Agency controls 4pc of hotel sector after transfer
The transfer of the second NAMA tranche is complete and finally the taxpayer gets some clarity on the kind of assets which have been purchased.
As expected, investment properties represent the lion's share of the second tranche, but what marks out this tranche is the large number of hotels which are being transferred.
Some 23pc of the second tranche are loans secured on hotels, according to NAMA figures. Between tranche one and tranche two, some 48 hotel loans are now in the possession of NAMA, with 35 in Ireland and 13 overseas.
Based on figures from Failte Ireland, this means NAMA is now controlling almost 4pc of the entire Irish hotel stock. In fact, this figure, as measured by number of rooms, could be even higher.
With the sector suffering from huge overcapacity, one wonders how NAMA is going to manage these loans and the assets underlying them.
The performance of these loans is not known, but a large number would be non-performing.
NAMA's options in relation to individual hotel loans would appear to be limited. Clearly, NAMA at this point does not have the expertise to run the hotels itself and while it can help the cashflow at the various properties by cutting room rates, this will only impact on the sector generally, forcing other hotels into difficulties.
In many cases, the hotels now ultimately controlled by NAMA are luxury properties, financed over recent years by leading developers. A number of the top 10 developers own hotels, either directly or through companies they own.
It is not known which of these developers are in default on their loans, but we do know about the financial difficulties at several of their properties.

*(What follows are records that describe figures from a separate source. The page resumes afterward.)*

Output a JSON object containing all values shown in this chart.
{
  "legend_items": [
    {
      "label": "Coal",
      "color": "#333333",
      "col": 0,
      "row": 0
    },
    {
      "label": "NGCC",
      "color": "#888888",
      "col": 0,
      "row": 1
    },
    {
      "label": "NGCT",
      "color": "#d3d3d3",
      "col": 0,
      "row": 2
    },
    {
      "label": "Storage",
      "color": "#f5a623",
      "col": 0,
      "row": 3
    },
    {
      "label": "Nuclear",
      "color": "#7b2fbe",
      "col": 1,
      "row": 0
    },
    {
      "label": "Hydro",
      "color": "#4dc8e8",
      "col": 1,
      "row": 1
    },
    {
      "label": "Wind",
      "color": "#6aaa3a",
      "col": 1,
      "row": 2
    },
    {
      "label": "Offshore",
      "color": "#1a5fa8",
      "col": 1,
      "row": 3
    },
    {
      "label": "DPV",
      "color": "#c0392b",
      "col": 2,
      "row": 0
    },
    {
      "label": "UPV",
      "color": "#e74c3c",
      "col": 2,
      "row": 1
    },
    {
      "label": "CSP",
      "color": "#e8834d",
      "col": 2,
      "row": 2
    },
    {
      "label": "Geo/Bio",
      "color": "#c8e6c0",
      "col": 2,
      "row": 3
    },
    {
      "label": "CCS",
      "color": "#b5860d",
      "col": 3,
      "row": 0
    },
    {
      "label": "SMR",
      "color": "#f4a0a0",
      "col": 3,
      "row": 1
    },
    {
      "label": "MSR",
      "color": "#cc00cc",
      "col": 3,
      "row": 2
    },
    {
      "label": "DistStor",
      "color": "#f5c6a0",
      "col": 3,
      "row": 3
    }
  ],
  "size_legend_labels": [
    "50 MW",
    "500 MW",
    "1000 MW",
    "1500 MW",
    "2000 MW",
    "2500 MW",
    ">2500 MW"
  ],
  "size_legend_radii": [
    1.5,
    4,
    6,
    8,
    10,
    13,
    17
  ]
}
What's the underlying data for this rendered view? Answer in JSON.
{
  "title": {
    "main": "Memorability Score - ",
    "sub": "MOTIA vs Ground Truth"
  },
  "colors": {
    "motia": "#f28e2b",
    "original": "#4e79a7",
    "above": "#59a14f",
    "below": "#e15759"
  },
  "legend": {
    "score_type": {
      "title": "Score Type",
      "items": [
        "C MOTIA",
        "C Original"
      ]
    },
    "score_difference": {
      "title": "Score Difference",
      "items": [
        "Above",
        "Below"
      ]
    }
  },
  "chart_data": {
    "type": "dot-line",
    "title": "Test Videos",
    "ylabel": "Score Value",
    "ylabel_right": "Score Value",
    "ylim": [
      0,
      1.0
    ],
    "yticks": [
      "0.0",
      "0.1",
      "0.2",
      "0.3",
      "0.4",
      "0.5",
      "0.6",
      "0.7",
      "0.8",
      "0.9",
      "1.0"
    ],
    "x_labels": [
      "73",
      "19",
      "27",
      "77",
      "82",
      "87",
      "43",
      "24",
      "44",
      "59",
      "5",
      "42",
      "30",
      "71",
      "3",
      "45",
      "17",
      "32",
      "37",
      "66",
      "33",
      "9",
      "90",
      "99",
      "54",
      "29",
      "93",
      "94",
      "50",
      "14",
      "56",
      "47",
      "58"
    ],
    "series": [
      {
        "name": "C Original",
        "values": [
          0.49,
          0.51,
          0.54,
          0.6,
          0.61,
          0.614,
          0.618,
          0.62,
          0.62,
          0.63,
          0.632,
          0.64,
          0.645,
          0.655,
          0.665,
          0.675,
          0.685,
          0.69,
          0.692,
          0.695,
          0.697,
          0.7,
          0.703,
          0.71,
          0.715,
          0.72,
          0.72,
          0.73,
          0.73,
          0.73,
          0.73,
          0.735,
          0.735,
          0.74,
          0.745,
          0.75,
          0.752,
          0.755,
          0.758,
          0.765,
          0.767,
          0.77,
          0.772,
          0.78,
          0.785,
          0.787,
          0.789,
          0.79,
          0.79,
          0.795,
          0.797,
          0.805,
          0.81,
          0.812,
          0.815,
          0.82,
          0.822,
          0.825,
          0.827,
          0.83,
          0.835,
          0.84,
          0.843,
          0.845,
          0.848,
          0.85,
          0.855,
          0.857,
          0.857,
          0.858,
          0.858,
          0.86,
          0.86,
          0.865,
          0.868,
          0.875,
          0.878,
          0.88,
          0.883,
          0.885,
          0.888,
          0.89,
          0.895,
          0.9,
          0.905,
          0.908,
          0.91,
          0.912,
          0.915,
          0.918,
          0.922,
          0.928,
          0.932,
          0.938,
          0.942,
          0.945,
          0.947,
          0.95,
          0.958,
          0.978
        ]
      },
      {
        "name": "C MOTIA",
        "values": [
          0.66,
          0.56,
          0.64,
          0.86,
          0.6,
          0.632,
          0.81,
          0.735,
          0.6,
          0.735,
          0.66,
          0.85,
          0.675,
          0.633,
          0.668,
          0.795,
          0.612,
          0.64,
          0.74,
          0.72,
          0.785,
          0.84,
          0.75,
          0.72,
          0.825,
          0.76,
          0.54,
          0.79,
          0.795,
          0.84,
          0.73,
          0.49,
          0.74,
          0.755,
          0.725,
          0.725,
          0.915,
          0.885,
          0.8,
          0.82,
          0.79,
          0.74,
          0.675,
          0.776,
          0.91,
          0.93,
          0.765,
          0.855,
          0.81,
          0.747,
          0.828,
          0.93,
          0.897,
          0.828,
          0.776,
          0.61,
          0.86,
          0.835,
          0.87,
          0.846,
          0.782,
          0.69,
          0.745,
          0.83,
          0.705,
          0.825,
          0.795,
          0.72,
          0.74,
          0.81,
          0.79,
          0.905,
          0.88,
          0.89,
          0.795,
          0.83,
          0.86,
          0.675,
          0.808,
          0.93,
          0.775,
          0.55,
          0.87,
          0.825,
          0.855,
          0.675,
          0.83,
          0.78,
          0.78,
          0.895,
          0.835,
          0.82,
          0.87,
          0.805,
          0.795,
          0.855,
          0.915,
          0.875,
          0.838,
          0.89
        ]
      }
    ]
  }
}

For example, the Ritz Carlton in Wicklow, owned by Johnny Ronan and Richard Barrett of Treasury Holdings, is losing €12m a year, according to its last set of accounts.
It is also a tough time for another developer, Bernard McNamara, who controls the company behind the Burlington Hotel, where talks between McNamara and Bank of Scotland [Ireland] are described as ongoing.
As NAMA prepares a strategy to return value from the hotel assets, the second-tranche figures also give a sense of the poor quality of many of the loans from Anglo and Irish Nationwide.
Irish Nationwide and Anglo are taking discounts of 62pc and 72pc respectively on their second tranche loans, a damning indictment of the previous lending decisions of their executives.
Anglo, for example, is moving over loans nominally valued at €6.75bn, but NAMA estimates the market value of these loans at only €2.59bn.
Sources told the Irish Independent that the drop in commercial property prices is not the only factor in the difference -- poor and inadequate security is also relevant to the scale of writedowns compared to the book value of these loans. Similar issues arise at Irish Nationwide.
Despite this, NAMA is prepared to give Irish Nationwide and Anglo the benefit of the doubt, in the sense that NAMA is paying 10pc more than the current market value for these loans.
This overpayment is the famous "long-term economic value" that the whole NAMA exercise is based upon.